Research in this area has been ongoing for the past eight years, and previously private developments have now been made fully public.

Source: Ethereum Foundation
“The project began back in 2018 with research into signature aggregation mechanisms based on STARK technology. Today, it is a coordinated effort of multiple independent teams developing open-source code. More than ten client development teams meet weekly to build and test solutions under the PQ Interop program,” the statement said.
The new resource consolidates all information on how post-quantum cryptography will impact each layer of the blockchain.
The initiative’s website already includes a full roadmap, open repositories, and technical specifications. The knowledge base features 14 detailed answers to key questions across five categories, along with a series of six audio interviews.
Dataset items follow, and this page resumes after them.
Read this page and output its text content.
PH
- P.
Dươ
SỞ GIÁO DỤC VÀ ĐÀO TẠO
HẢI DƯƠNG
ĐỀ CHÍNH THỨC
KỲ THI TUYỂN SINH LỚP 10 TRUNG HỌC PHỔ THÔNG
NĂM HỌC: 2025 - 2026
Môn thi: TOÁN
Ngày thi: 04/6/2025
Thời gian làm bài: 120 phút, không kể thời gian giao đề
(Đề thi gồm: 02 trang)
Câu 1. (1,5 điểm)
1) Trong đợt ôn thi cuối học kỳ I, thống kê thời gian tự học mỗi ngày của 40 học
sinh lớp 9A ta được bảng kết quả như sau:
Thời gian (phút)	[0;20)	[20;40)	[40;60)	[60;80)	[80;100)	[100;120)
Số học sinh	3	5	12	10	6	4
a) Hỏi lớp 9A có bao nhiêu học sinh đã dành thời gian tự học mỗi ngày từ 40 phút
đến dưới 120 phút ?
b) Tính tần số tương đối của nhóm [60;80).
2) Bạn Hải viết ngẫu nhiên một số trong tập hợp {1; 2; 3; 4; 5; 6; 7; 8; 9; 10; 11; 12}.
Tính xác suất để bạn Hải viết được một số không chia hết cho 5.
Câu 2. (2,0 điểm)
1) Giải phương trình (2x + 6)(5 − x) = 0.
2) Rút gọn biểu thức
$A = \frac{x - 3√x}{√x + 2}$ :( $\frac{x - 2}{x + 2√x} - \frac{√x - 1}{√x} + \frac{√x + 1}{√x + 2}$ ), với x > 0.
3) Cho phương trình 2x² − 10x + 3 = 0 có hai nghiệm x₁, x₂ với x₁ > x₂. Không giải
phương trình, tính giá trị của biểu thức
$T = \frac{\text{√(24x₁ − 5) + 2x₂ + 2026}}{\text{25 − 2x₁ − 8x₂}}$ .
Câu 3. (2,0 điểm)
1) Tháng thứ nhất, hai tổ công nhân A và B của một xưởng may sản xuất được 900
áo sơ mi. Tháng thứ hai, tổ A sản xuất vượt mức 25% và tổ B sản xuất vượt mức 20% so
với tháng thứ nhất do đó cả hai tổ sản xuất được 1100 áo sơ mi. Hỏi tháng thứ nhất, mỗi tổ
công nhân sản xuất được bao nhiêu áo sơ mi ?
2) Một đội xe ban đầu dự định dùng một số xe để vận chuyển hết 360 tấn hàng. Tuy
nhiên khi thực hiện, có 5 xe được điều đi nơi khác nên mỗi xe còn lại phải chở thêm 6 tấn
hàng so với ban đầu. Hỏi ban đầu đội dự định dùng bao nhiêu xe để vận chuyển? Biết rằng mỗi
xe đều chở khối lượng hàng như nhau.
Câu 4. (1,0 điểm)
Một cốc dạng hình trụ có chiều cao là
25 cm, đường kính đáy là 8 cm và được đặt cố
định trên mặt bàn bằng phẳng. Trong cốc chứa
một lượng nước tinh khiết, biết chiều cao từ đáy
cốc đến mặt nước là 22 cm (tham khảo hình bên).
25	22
Registration is also open for the second annual research conference, which will take place in Cambridge, UK, in October 2026.
Foundation representatives emphasized that Ethereum is designed as a resilient, sovereign infrastructure for decades to come, with security as a core property of the network.
“The blockchain must withstand upcoming shifts in how humanity processes information,” EF stated.
The foundation believes that quantum computers will eventually be capable of breaking public-key cryptography, which underpins authentication and consensus across most digital systems.
“Such machines may not emerge in the immediate future, but migrating a global protocol requires years of development and formal verification,” EF representatives noted.
They added that the engineering approach is based on the concept of cryptographic agility — the ability of a blockchain to upgrade its core security mechanisms without downtime or destabilization.
The transition is also seen as an opportunity to further strengthen decentralization and network architecture.
Roadmap
The protocol architecture team maintains a dynamic update schedule. Post-quantum stages are integrated across all three blockchain layers — consensus, data, and execution.
The plan is divided into several key phases. Phase I includes the creation of a post-quantum key registry at the consensus layer. At stage J, special precompiles will be added to the execution layer to support new digital signatures.

Roadmap of the quantum-resilience initiative (Ethereum Foundation)
Stage L will unify the consensus and data layers through post-quantum attestations and the launch of a simplified virtual machine, leanVM. Phase M includes signature aggregation and protection of large volumes of transient data.
The ultimate long-term goal is to achieve full post-quantum consensus across all layers of the network.
Meanwhile, last autumn, Vitalik Buterin outlined a concrete timeline for addressing this challenge. He stated that the blockchain must transition to quantum-resistant cryptography within four years.
This urgency stems from the growing vulnerability of traditional elliptic-curve cryptography. Buterin gave developers until the next U.S. presidential elections in 2028, calling the task an “existential challenge for the entire industry.”